Recently, together with my colleagues Parinya Chalermsook, Mayank Goswami, Kurt Mehlhorn, and Thatchaphol Saranurak, we published three papers about binary search trees. All three are available on ArXiv as preprints. In this post I briefly and informally describe some results and ideas from these papers.
Binary search trees (BST) are perhaps the simplest data structures that are not entirely trivial, and they form the basis of several more advanced data structures and algorithms. BSTs are part of every computer science curriculum, and there is a rich theory describing their properties. Surprisingly, many aspects of BSTs are still not understood, so they are an active field of research.
Searching a single element in a BST is straightforward, and the cost of the search depends on how far the searched element is from the root of the tree. If we search more than one element, we might want to change the tree after each search, to make future searches more efficient. What is the best way to transform the tree after each search? The splay tree of Sleator and Tarjan from 1983 gives one possible such strategy. Splay trees have many nice properties, for example, they are as good as the best static tree for a given sequence (“static” here means not changed between accesses, and I am sweeping some details under the rug here). Sleator and Tarjan conjectured that even more strongly, splay trees are as good as any “dynamic” tree, i.e. any sequence of changes in the tree between accesses. This last statement is the famous dynamic optimality conjecture. If true, this would be quite surprising: splay trees just “react” to each access, without knowing what accesses will come next. The conjecture says that knowing the future doesn’t help much. Even the best strategy for changing the tree (tailored to a given sequence) cannot beat splay trees (again, some details omitted here). The conjecture is wide open. For more information about such questions I recommend the survey of Iacono. Now our recent results.

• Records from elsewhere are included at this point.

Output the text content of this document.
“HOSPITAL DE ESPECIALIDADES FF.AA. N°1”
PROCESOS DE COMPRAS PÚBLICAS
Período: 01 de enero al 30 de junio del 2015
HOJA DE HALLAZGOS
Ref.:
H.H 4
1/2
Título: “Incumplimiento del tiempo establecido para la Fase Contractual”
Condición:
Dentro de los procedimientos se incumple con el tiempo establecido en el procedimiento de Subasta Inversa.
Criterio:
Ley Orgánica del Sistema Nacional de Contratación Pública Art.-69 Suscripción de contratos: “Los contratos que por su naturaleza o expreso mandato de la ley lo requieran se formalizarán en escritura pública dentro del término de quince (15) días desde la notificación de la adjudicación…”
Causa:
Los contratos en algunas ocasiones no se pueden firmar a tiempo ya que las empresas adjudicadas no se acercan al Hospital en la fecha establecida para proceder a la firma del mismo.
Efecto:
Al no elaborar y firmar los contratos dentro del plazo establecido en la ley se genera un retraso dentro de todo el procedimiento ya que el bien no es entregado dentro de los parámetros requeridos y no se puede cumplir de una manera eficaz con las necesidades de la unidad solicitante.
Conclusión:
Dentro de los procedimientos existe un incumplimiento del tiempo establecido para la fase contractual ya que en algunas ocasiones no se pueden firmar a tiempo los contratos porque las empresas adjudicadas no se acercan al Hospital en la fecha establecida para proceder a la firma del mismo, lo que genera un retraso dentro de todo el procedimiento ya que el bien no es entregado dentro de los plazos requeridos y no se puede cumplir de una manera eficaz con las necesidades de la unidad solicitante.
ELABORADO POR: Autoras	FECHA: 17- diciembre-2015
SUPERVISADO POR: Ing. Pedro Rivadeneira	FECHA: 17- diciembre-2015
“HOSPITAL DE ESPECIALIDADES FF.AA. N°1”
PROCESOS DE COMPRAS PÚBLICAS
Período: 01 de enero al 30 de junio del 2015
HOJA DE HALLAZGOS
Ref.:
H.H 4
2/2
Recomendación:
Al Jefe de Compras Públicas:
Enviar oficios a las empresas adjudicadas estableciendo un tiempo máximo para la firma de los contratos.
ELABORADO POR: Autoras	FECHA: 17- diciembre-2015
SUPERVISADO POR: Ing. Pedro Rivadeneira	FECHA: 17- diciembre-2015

Splay trees are considered quite mysterious: they execute some local transformations that just “happen to work”. We know that splay trees have many nice properties (including the static optimality mentioned before), but the proofs are a bit unintuitive. What is special about splay trees that gives them these properties? Are there other algorithms that have similar properties?
So we look at a general class of algorithms that preserve some properties of splay trees and relax others. Such an algorithm accesses an element in a BST, then transforms the search path into some tree, such that the accessed element becomes the root. We identify some simple conditions of this transformation that are sufficient to guarantee that the algorithm shares some of the nice properties of splay trees. We look at splay trees in a different way, that makes it obvious that they fulfill these conditions. We also show that some other known algorithms and heuristics fulfill these conditions, which explains why they are efficient. We also identify some new heuristics that fulfill the conditions but have not been studied before. Finally we ask, are our conditions necessary for a BST algorithm to be efficient? In a limited sense, we show that they are, but the results in this direction are not conclusive. See the paper for details.

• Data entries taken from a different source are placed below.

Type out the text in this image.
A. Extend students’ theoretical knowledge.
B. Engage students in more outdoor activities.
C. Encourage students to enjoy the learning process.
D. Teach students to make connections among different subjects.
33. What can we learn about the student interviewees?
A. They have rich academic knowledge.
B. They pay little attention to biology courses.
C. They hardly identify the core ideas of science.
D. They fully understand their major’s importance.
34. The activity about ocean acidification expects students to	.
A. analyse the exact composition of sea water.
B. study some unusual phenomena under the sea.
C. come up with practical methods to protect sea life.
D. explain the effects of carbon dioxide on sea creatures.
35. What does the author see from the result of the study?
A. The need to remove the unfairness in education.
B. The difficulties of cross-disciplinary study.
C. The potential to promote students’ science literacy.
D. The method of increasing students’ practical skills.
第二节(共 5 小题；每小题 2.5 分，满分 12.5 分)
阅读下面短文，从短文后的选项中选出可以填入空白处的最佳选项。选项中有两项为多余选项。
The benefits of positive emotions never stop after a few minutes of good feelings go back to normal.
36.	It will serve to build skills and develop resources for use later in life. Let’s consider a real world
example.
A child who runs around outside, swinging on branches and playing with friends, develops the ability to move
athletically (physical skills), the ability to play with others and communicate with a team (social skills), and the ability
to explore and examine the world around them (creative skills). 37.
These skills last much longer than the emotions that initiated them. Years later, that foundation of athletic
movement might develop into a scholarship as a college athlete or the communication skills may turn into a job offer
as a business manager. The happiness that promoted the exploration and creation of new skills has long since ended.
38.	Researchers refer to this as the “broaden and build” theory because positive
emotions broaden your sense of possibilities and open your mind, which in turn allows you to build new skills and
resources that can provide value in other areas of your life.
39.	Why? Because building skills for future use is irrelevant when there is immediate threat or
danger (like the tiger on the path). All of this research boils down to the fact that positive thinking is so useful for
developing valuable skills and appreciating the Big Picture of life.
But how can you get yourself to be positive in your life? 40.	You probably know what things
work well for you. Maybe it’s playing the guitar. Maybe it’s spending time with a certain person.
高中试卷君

I mentioned that splay tree is conjectured to be as good as any other BST algorithm, even those that can see into the future, for any possible sequence. However, for most “random” sequences, even the theoretically best BST algorithms are quite inefficient, making the question vacuous in that case. The interesting cases are those sequences that have “some useful structure” that BST algorithms can exploit. So, if we want to show that splay trees (or some other algorithm) are efficient, we need to show that they do well on such “structured” input.
The literature on dynamic optimality describes a number of such “useful structures”. One example is “dynamic finger”: loosely speaking, if successive searches are for values that are close to each other, then search should be efficient. A special case of this is “sequential access”: if we just search the values in increasing order from 1 to n, then search should be really efficient.

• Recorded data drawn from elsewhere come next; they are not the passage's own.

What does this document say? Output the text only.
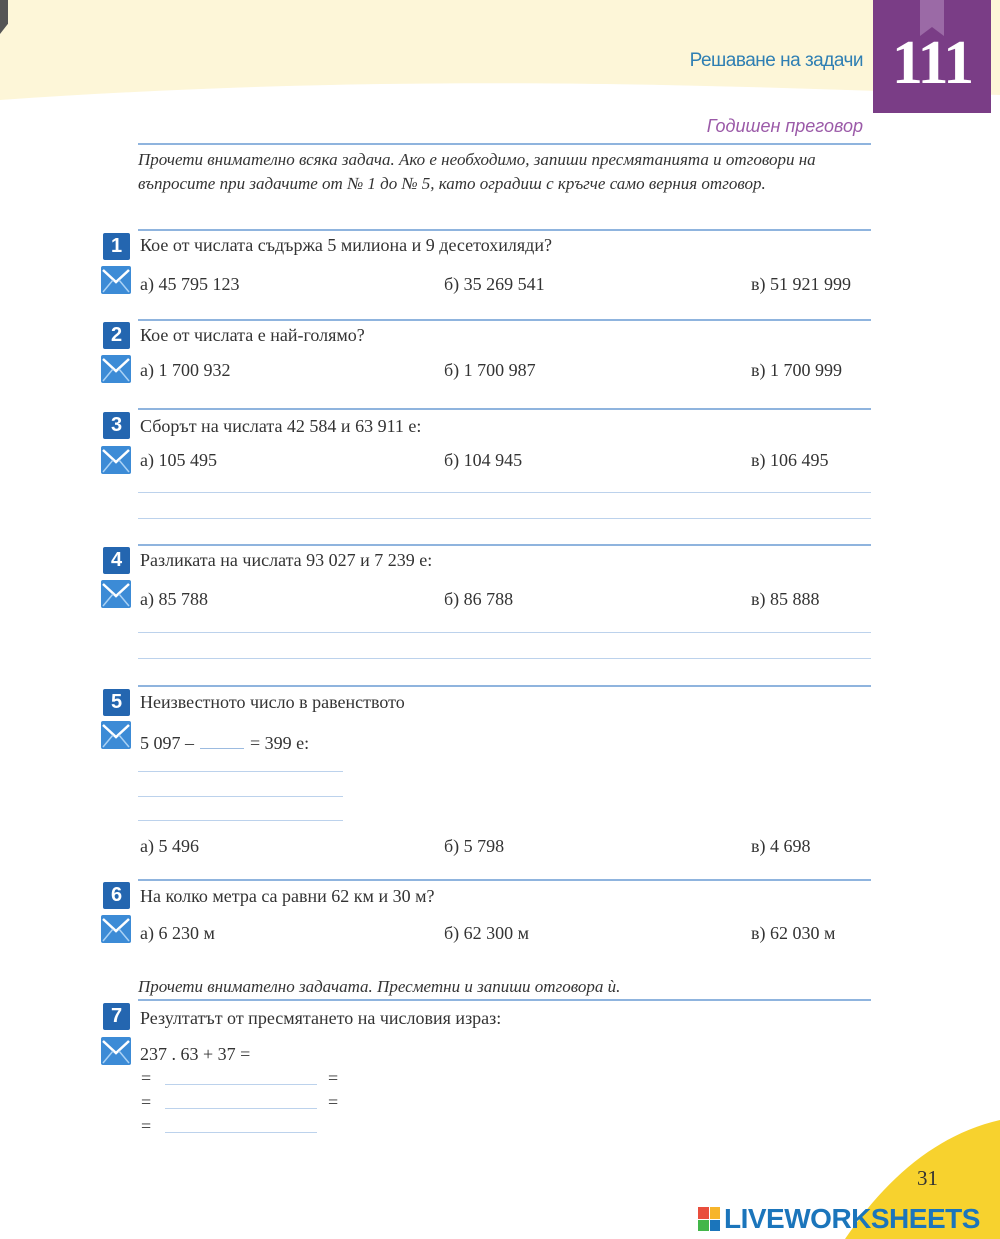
Решаване на задачи 111
Годишен преговор
Прочети внимателно всяка задача. Ако е необходимо, запиши пресмятанията и отговори на въпросите при задачите от № 1 до № 5, като оградиш с кръгче само верния отговор.
1 Кое от числата съдържа 5 милиона и 9 десетохиляди?
а) 45 795 123	б) 35 269 541	в) 51 921 999
2 Кое от числата е най-голямо?
а) 1 700 932	б) 1 700 987	в) 1 700 999
3 Сборът на числата 42 584 и 63 911 е:
а) 105 495	б) 104 945	в) 106 495
4 Разликата на числата 93 027 и 7 239 е:
а) 85 788	б) 86 788	в) 85 888
5 Неизвестното число в равенството
5 097 –	= 399 е:
а) 5 496	б) 5 798	в) 4 698
6 На колко метра са равни 62 км и 30 м?
а) 6 230 м	б) 62 300 м	в) 62 030 м
Прочети внимателно задачата. Пресметни и запиши отговора ѝ.
7 Резултатът от пресмятането на числовия израз:
237 . 63 + 37 =
=	=
=	=
=
31
LIVEWORKSHEETS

In this paper we describe a new kind of structure, that has been studied in depth in mathematics, but not in the context of BSTs. We show that search sequences should be executable efficiently by a BST algorithm if they are free of some fixed pattern. See this page for a description of patterns. This generalizes the “sequential access” mentioned before in a different direction, and it also includes other known structures as special case.
We explore this topic in detail in the paper, giving some general results, and some stronger results for special cases.
Again, studying input with some structure, we look here at a sequence of insert and delete operations into a BST, with the restriction that we can only delete or insert “at the two ends”, that is at values that are the current maximum or minimum of the values in the tree. Such sequences are called deque sequences. It was conjectured a long time ago by Tarjan, that splay trees can execute deque sequences very efficiently (in linear time overall). This is not yet known, but the known results are so close to this, that the difference is only theoretically interesting (which makes it even more interesting :). In this paper (and the previous one) we look at a different algorithm, introduced independently by Lucas and Munro a few years after splay trees, and later extended by Demaine, Harmon, Iacono, Kane, and Pătraşcu. We show that this algorithm (called Greedy BST) is almost linear on deque sequences. This “almost” again hides a small factor that is only of theoretical interest, although a little bit larger than the corresponding factor known for splay trees. The details are in the paper.